I was skiing at Steamboat Springs a few weeks ago with a couple of my pals from Duke, and we stopped at the main street Starbucks to warm up with a decaf mocha frapuccino -- two pumps of caramel. You had on a North Face fleece and polarized Oakley's sunglasses. We chatted for a few minutes about our drinks and I called you out on having fake Oakley's or "Foakley's". My buddies keep chiding me to find the right girl and grow up, maybe you are the one?


----------



## Odin (Mar 27, 2015)

Raging Bird said:


> My buddies keep chiding me to find the right girl and grow up, maybe you are the one?
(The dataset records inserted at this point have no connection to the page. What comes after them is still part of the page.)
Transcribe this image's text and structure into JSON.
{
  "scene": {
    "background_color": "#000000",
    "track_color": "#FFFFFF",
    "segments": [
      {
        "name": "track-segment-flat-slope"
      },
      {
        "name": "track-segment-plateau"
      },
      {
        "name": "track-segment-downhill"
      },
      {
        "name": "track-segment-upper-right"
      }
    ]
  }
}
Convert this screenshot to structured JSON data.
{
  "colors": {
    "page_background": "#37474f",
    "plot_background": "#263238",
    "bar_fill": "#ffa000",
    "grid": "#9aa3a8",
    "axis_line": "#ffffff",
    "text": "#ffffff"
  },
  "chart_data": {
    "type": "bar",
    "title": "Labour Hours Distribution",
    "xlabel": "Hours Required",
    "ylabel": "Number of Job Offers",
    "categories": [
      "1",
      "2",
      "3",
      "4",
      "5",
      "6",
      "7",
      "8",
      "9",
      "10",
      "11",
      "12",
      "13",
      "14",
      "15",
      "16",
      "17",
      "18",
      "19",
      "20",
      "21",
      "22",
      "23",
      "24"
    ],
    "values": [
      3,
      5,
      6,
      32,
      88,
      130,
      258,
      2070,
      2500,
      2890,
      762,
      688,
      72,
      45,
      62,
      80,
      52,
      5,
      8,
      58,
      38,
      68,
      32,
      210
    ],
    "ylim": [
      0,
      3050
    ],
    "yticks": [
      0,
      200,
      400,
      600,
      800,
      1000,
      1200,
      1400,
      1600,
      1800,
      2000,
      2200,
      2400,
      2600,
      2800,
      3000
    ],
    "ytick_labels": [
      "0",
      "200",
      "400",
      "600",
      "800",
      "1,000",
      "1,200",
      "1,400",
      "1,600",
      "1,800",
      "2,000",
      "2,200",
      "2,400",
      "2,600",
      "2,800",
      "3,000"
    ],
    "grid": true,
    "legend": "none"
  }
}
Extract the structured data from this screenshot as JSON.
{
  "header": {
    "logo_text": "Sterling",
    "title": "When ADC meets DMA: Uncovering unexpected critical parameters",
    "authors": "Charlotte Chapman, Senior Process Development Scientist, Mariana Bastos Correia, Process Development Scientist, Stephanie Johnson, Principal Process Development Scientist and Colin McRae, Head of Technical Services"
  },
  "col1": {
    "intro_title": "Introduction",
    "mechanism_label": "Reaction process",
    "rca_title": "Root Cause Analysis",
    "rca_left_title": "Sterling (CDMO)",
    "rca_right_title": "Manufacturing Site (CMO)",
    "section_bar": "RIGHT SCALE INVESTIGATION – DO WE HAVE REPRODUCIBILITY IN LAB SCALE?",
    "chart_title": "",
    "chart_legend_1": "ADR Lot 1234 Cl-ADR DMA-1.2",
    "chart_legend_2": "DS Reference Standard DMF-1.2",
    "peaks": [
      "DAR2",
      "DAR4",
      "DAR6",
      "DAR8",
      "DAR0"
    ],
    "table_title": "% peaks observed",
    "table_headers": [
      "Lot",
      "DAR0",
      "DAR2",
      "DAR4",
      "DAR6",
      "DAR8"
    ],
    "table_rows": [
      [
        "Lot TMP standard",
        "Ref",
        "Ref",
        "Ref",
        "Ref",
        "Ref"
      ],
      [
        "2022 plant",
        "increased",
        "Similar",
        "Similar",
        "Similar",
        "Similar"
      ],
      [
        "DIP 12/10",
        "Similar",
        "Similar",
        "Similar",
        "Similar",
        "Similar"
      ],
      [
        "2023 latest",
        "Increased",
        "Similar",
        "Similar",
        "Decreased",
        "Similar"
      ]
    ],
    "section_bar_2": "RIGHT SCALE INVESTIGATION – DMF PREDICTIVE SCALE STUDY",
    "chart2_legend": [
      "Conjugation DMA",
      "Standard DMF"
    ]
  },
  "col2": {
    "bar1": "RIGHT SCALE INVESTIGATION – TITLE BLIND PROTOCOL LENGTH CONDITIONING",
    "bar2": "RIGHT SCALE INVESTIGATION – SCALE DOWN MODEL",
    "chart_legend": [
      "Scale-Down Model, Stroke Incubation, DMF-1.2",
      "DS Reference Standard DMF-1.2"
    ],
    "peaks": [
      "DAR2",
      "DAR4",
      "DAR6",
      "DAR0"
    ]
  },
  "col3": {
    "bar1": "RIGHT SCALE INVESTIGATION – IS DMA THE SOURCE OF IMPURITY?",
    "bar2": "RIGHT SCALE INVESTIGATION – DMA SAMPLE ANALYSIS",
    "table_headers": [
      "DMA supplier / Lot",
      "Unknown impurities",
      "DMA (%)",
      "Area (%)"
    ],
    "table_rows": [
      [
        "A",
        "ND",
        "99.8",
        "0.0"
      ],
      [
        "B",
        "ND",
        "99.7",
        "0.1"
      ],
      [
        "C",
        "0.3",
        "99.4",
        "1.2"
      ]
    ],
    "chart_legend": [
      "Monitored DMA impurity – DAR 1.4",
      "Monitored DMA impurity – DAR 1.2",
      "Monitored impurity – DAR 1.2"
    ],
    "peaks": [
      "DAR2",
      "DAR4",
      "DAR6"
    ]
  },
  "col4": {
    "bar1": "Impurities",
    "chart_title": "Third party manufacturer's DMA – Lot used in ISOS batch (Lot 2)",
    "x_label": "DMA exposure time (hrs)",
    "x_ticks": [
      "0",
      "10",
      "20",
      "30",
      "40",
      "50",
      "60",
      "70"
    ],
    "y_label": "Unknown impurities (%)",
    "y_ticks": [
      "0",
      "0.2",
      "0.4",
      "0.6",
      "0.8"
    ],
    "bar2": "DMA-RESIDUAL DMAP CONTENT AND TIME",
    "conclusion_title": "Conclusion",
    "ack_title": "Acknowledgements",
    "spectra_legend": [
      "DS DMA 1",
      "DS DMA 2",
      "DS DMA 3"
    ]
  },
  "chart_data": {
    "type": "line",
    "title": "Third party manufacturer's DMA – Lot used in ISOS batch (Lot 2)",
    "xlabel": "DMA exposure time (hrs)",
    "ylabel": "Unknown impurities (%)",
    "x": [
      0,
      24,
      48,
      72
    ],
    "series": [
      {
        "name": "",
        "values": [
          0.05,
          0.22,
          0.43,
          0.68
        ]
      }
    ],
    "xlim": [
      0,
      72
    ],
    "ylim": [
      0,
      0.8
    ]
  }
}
Bwahah... If I had a dollar for everytime I've heard that... ::hilarious::


----------



## Kim Chee (Mar 27, 2015)

Is this what this is for? I've been doing it wrong.


----------



## drewski (Mar 27, 2015)

https://chicago.craigslist.org/chc/mis/4948371475.html

I walked into Binny's Friday night looking for something different and I found it. You were sampling delicious cider from Michigan while sporting a dashing cardigan, your wild pecan colored hair was held in place by a dapper looking cap & your hazel eyes were striking yet soft.
You said "hey girl wanna try some cider?"
I said "I've had cider in the past it was too sweet & it made promises never to leave but like all alcoholic beverages it did leave"
You said "You just haven't found the right cider yet girl, I've been hurt by alcoholic beverages too but sometimes you find the right one"
I tried the ginger peach which you described as having a rough exterior of ginger but a soft inside filled with peach juice. The totally roasted you described as something you can take home to your parents house during the holidays and would be well received. The blue gold you said paired well with judgmental college friends & over protective roommates who all think you pick out really bad alcoholic beverages. The apple was my favorite because it was simple yet unique like one night you could drink it at a fancy restaurant and the next night enjoy it at a dive bar. You told me how you could carry 3 cases up 2 flights of stairs which I totally believed after checking out your guns. I grabbed a couple four packs but I forgot to grab your phone number.
Will I ever see you again cider salesman with soft hands???


----------



## Kim Chee (Mar 27, 2015)

@Raging Bird moved to general banter


----------